Rebecca: You taught me about Texas Take during midterms season and I was glad of it. I went to grad school in Austin, and the hosts’ Texas vocal patterns, especially Scott’s, give me super strong nostalgia, in a good way.
I feel like kind of a joker for going straight from Uvalde to the deepest variety of internet bullshit, but we need at least one comedy pod on here, and I’m going to tip my cap to Your Kickstarter Sucks, with Nashvillians Jesse Farrar and Mike Hale. They have been diving into Kickstarter’s depths like James Cameron into the Marianas Trench for a good long while now, but somehow they keep finding silly products that nobody needs to serve as the spine of this chat pod.

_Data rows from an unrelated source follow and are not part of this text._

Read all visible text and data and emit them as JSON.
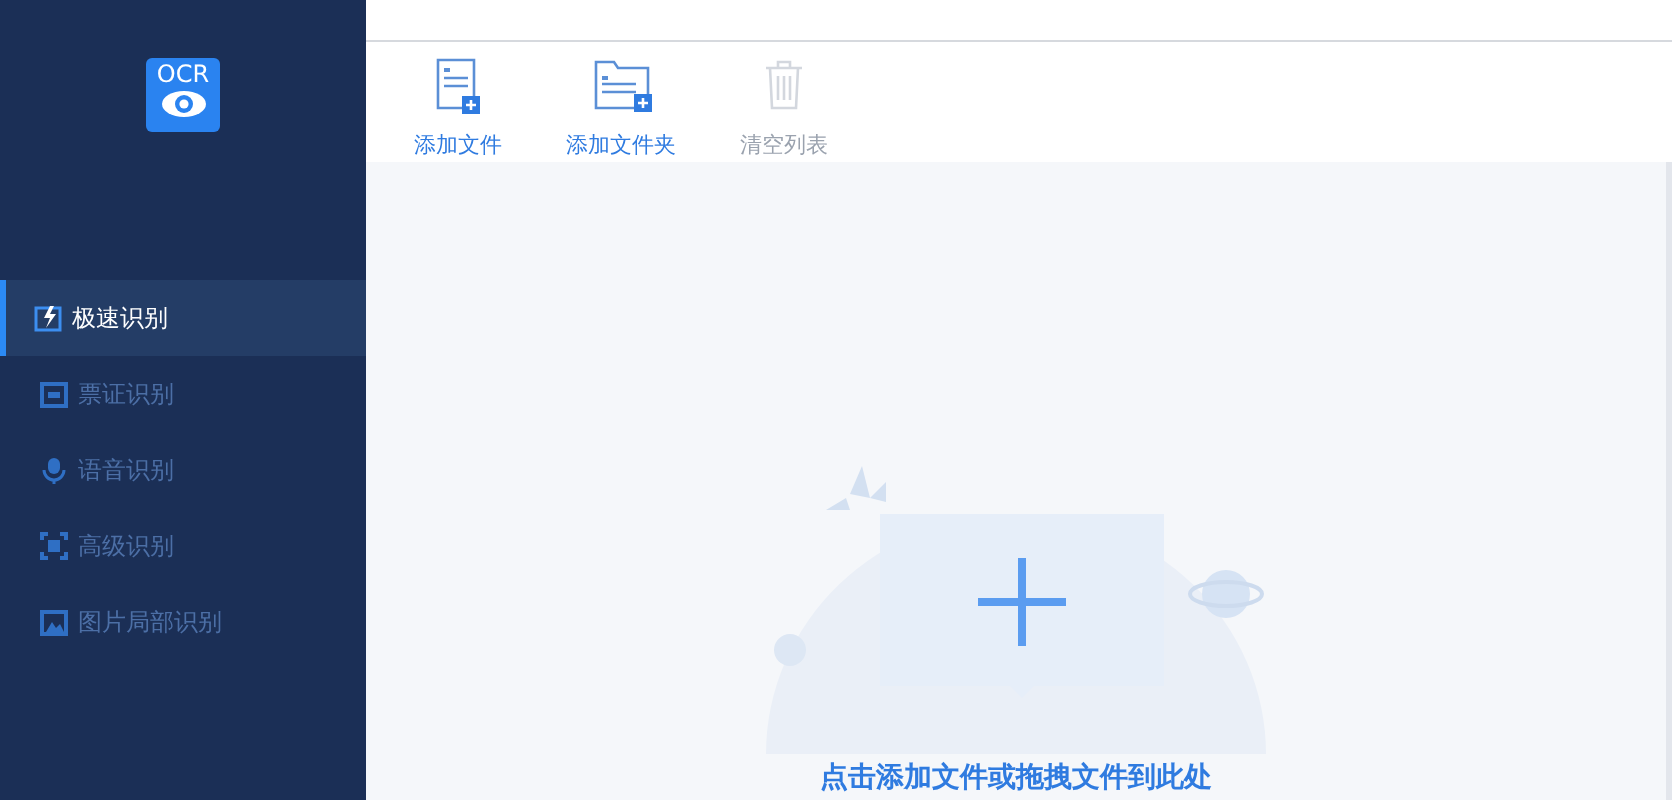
{
  "logo": {
    "text": "OCR"
  },
  "sidebar": {
    "items": [
      {
        "label": "极速识别",
        "selected": true,
        "kind": "bolt"
      },
      {
        "label": "票证识别",
        "selected": false,
        "kind": "ticket"
      },
      {
        "label": "语音识别",
        "selected": false,
        "kind": "mic"
      },
      {
        "label": "高级识别",
        "selected": false,
        "kind": "scan"
      },
      {
        "label": "图片局部识别",
        "selected": false,
        "kind": "image"
      }
    ]
  },
  "toolbar": [
    {
      "label": "添加文件",
      "disabled": false,
      "kind": "file"
    },
    {
      "label": "添加文件夹",
      "disabled": false,
      "kind": "folder"
    },
    {
      "label": "清空列表",
      "disabled": true,
      "kind": "trash"
    }
  ],
  "drop_zone": {
    "hint": "点击添加文件或拖拽文件到此处"
  }
}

I know a lot more about the devolution of Kickstarter in particular, and the toxicity of the American entrepreneurial spirit in general, than I would have if I had not had this podcast, but I’m not gonna lie and say that’s why I listen. I just like the capacity they have to turn every banality they encounter into wry commentary on the American soul. Plus, they live far enough away from Hollywood that you don’t get any of the boring butt-kissery that absolutely ruins other comedy podcasts where the hosts and guests have showbiz careers. And Mike’s helpless laughter is always generous. Their post-Thanksgiving episode, “Grandma’s Leg Washers,” is as good a place to start as any.
Nitish: There’s always a need for levity, and for comedic podcasts that have actual staying power and aren’t just friends chatting with friends.

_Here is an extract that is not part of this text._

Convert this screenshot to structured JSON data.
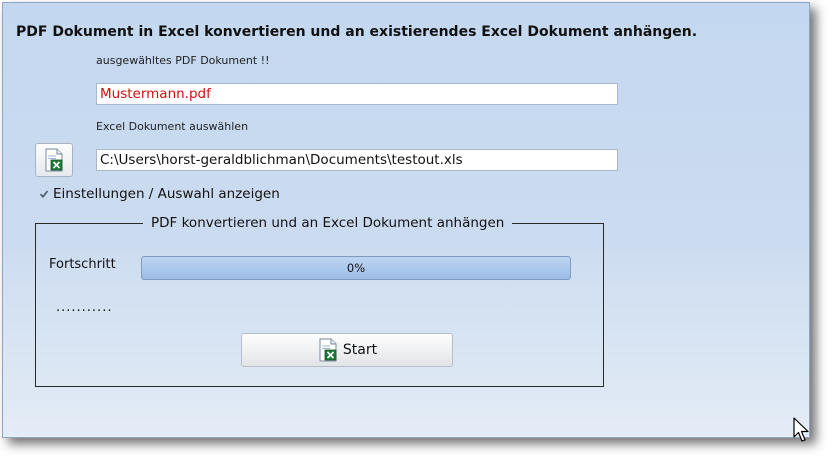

In that vein, we can also happily recommend Michael and Us. Helmed by Canadian film and politics buffs Will Sloan and Luke Savage, this show launched in 2016 as a retrospective examination of Michael Moore’s catalog. (The name is a riff on Roger & Me.) But it’s since expanded to offer close readings of a startling range of global cultural products: Akira, documentaries about the First Nations, the video of Clint Eastwood talking to a chair, even the Obama-Springsteen podcast. Sloan and Savage have a delightful rapport, nonstop riffs, and a vast trove of historical knowledge. They’re also insightful cultural critics, as evidenced by their analysis of the classic film Network: The two go beyond the “Mad as Hell” speech in order to dig into the movie’s probing media commentary, its strange racial and gender dynamics, and the legendary Ned Beatty monologue.
Rebecca: I love Michael and Us, too, thanks to your recommendation earlier this year! A good vibe can get me listening to anything. And that, my friend, is why we chat.